Many arthritis sufferers are trying non-traditional complementary remedies, such as meditation, to help reduce pain and discomfort.
Arthritis pain and disability have both a physical and a psychological component. People who cope best with their disease have found ways to address all of the factors that influence their pain. Pain relievers and anti-inflammatory drugs remain the mainstay of medical treatment for most moderate to severe arthritis. But adding yoga and meditation can bring a new dimension to pain relief and may even reduce the amount of medication you need.
The basics of meditation are often taught along with yoga, or you can find separate classes at colleges, community centers, or as part of mental health or cardiac rehabilitation programs.
The Transcendental Meditation approach gained prominence in the 1960s. This is the practice of focusing attention on an object, a word, or your own breathing, as a way of suspending the stream of thoughts that normally occupy your mind.

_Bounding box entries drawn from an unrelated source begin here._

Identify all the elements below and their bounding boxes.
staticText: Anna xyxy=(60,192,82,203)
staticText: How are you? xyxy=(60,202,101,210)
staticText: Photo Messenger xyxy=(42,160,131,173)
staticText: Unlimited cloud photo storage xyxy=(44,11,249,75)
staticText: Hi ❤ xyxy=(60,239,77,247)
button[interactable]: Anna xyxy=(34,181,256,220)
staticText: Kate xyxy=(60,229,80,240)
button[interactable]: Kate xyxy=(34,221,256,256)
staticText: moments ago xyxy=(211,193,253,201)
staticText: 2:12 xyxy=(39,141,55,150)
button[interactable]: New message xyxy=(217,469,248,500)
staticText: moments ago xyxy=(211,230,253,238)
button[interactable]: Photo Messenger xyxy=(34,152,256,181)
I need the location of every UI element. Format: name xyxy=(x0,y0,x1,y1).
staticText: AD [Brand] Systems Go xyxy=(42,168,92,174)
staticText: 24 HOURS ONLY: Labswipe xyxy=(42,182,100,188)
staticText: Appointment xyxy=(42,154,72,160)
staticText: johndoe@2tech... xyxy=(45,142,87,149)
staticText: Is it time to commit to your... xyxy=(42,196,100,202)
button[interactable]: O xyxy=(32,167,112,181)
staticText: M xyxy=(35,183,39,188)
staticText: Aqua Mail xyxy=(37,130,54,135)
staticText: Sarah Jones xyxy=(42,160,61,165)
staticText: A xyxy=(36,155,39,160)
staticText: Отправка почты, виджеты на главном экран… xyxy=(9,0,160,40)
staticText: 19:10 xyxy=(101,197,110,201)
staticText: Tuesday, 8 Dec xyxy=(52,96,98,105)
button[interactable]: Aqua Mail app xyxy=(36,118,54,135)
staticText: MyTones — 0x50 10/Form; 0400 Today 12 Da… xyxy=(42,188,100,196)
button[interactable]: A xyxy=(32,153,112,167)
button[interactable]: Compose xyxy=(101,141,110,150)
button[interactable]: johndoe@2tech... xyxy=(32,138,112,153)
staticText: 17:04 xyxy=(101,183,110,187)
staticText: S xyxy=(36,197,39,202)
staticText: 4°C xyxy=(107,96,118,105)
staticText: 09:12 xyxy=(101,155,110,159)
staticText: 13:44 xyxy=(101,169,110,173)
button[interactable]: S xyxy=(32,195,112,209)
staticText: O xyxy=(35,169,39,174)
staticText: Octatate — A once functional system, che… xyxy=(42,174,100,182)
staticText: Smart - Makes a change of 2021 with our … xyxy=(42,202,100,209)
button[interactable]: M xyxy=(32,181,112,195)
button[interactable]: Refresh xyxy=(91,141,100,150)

Meditation or quieting the mind in this way for 20 - 30 minutes a day has positive effects on the body. These include reducing your heart rate, respiration rate, and blood pressure and bringing about a reduction in the damaging "fight-or-flight response that can be triggered by physical or emotional stress.
Meditation allows you to achieve a state of profound calm commonly referred to as the relaxation response. Meditation has been shown to alter physical and emotional responses to stress and may reduce the psychological distress that often accompanies chronic illness. Results of various studies suggest that the regular practice of meditation can reduce arthritis pain as well as relieve anxiety, stress, and depression.
In a study reported in 2005 at an American College of Rheumatology meeting, rheumatoid arthritis patients were assigned to one of two groups. Half of the group took a class on Mindfulness- Based Stress Reduction (MBSR), a program that includes meditation, yoga, and other relaxation exercises. The rest of the group had no intervention.
After six months, patients who practiced MBSR experienced a 33% reduction in psychological distress, an 11% decrease in standard measures of disease activity such as the number of painful or swollen joints, and a 46% decrease in erythrocyte sedimentation rate (indicating a reduction in inflammation).